While they're impressive for their technical qualities, the graphics don't deliver a whole lot of excitement. Of course, the massive flowers, benches, garbage cans, and other objects you'll encounter outside the hive are larger than life. However, they just sit there, and you can't do anything to them except hide under them or whack them to knock pollen drops out of them. Frogs, dogs, birds, and other nasty animals patrol small zones in each area, but their movements are matter-of-fact and their attack animations are so short that you often won't notice that you've actually been attacked until Barry gets knocked back. In general, the presentation is cheap. There's not much to the audio, apart from some dramatic music and a few brief snippets of Jerry Seinfeld saying "ouch," and the story scenes that are displayed at the end of each mission consist simply of still images from the movie and plain text dialogue.
As for the hands-on aspects, they're obviously geared toward the less developed gaming skills of young children. You can freely explore the environment, but missions and upgrades are doled out in linear, regimented fashion. A green dot appears on your radar, you go there, another bee gives you your orders, and you head to the next green dot to collect an item or rescue somebody. Barry has a limited range of abilities. He can fly, dash into things, carry objects, and hide under surfaces to avoid the rain or larger creatures. Once or twice per mission, you'll face off against a human in a battle that involves dragging and drawing on the touch screen. If you accumulate enough points in those battles, Barry will dodge all of his opponent's attacks and cause the meanie to fall down dizzy. Those battles are fun. It's just too bad there are so few of them.

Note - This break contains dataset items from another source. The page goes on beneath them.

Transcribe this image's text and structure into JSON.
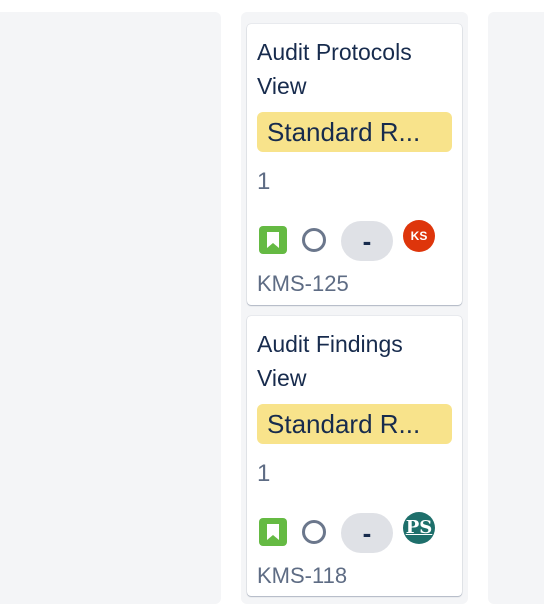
{
  "cards": [
    {
      "title": "Audit Protocols View",
      "epic": "Standard R...",
      "story_points": "1",
      "priority": "-",
      "assignee_initials": "KS",
      "assignee_color": "#de350b",
      "key": "KMS-125"
    },
    {
      "title": "Audit Findings View",
      "epic": "Standard R...",
      "story_points": "1",
      "priority": "-",
      "assignee_initials": "PS",
      "assignee_color": "#1e6f6b",
      "key": "KMS-118"
    }
  ],
  "colors": {
    "epic_label": "#f8e38b",
    "story_icon": "#65ba43",
    "column_bg": "#f4f5f7"
  }
}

Occasionally, you'll notice insects standing around that aren't part of the mission narrative. If you talk to them, they'll ask you to fetch something or deliver items to other insects in exchange for a major pollen payout. Using that pollen, you can visit the Pollen Jocks at the hive and pay them to take a crack at one of their minigames. These minigames are simple reflex challenges involving the touch screen. For example, in the speed training minigame, you have to drag a puck back and forth between the goals while dodging a spiked ball that's bouncing around the screen. The different minigames are nice diversions, and they allow you to upgrade Barry's speed, stamina, and strength ratings.
Unfortunately, there are only three minigames in all, so they don't actually do much to extend the life of the game. Not that there's much life to begin with. Including the hive, there are only four different environments, and it won't take you much longer than three hours to talk to everyone and complete all the quests they offer.
You could argue that the reason the game is simple and short is because it's geared toward young kids. While there's some merit to that argument, it really doesn't explain why the overall design and presentation are so underwhelming. Besides the nice 3D visuals, there's nothing here to keep kids entertained once they get bored of buzzing back and forth and fetching junk for other insects.